Down Street

We did the tour of Down Street, ably directed by a team from Hidden London under the aegis of the London Transport Museum. This is one of a number of abandoned tube stations, in this case on the Piccadilly line. Since opening in 1906, Down Street was never a great success. Down a side street and with better sited stations nearby it attracted few passengers and closed in 1932. In wartime, however, it got a new lease of life as a secret safe headquarters for the committee that ran the railways, and was used a few times by Churchill.














Conditions were not great, with corridors limited to the width of a standard tea trolley (obviously an essential). Yet people worked shifts, living in the station for weeks at a time without seeing daylight, putting up with limited bath and toilet facilities and rotating use of beds. The executive class were better looked after, with a kitchen that apparently served caviar and fine wines even at the height of the war.

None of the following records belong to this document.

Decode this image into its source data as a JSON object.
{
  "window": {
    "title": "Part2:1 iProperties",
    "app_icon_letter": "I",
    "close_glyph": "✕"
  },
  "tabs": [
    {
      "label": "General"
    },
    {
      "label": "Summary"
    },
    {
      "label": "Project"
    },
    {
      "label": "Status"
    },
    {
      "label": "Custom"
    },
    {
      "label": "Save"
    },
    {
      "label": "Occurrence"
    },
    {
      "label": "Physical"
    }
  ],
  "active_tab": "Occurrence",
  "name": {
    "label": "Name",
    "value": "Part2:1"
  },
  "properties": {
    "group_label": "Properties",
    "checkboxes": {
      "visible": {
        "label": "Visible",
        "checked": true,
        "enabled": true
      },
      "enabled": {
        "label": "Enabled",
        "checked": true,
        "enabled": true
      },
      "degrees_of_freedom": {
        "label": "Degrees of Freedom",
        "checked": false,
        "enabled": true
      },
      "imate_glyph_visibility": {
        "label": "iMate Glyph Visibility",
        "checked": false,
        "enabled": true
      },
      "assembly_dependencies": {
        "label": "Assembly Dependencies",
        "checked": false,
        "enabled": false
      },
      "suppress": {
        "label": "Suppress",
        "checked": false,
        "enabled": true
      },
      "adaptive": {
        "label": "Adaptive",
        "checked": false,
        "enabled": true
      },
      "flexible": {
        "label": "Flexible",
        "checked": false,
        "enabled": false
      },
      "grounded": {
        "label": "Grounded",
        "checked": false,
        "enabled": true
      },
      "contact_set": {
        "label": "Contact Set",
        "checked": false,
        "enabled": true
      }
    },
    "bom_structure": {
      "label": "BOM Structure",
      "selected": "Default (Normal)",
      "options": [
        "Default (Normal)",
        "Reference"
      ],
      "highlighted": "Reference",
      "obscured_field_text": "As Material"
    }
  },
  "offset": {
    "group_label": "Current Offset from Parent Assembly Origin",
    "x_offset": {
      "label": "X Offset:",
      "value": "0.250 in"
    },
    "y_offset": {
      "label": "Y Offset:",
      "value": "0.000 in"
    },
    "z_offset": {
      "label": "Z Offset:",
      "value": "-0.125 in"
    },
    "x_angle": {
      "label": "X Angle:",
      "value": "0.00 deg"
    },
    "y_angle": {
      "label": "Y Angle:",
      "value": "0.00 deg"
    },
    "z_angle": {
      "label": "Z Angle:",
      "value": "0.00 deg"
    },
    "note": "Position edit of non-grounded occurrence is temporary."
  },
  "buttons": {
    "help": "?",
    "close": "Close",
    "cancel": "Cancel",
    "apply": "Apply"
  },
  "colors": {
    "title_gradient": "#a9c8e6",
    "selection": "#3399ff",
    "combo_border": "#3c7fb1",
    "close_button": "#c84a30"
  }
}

When peace came, it was pretty well abandoned, though it is still an official escape route from the Piccadilly line and the tube engineers make some use of it. There are plans to use its shafts to improve ventilation on the Piccadilly line, apparently.
These days it is a bit of a wreck. The platforms were walled off in 1939, but the trains can still be heard, and seen flashing by in a few places. Odd bits of signage from different eras are still in place, and some of the fine old tiling. It seems odd to me that a space like this in the most expensive part of London is not more imaginatively used.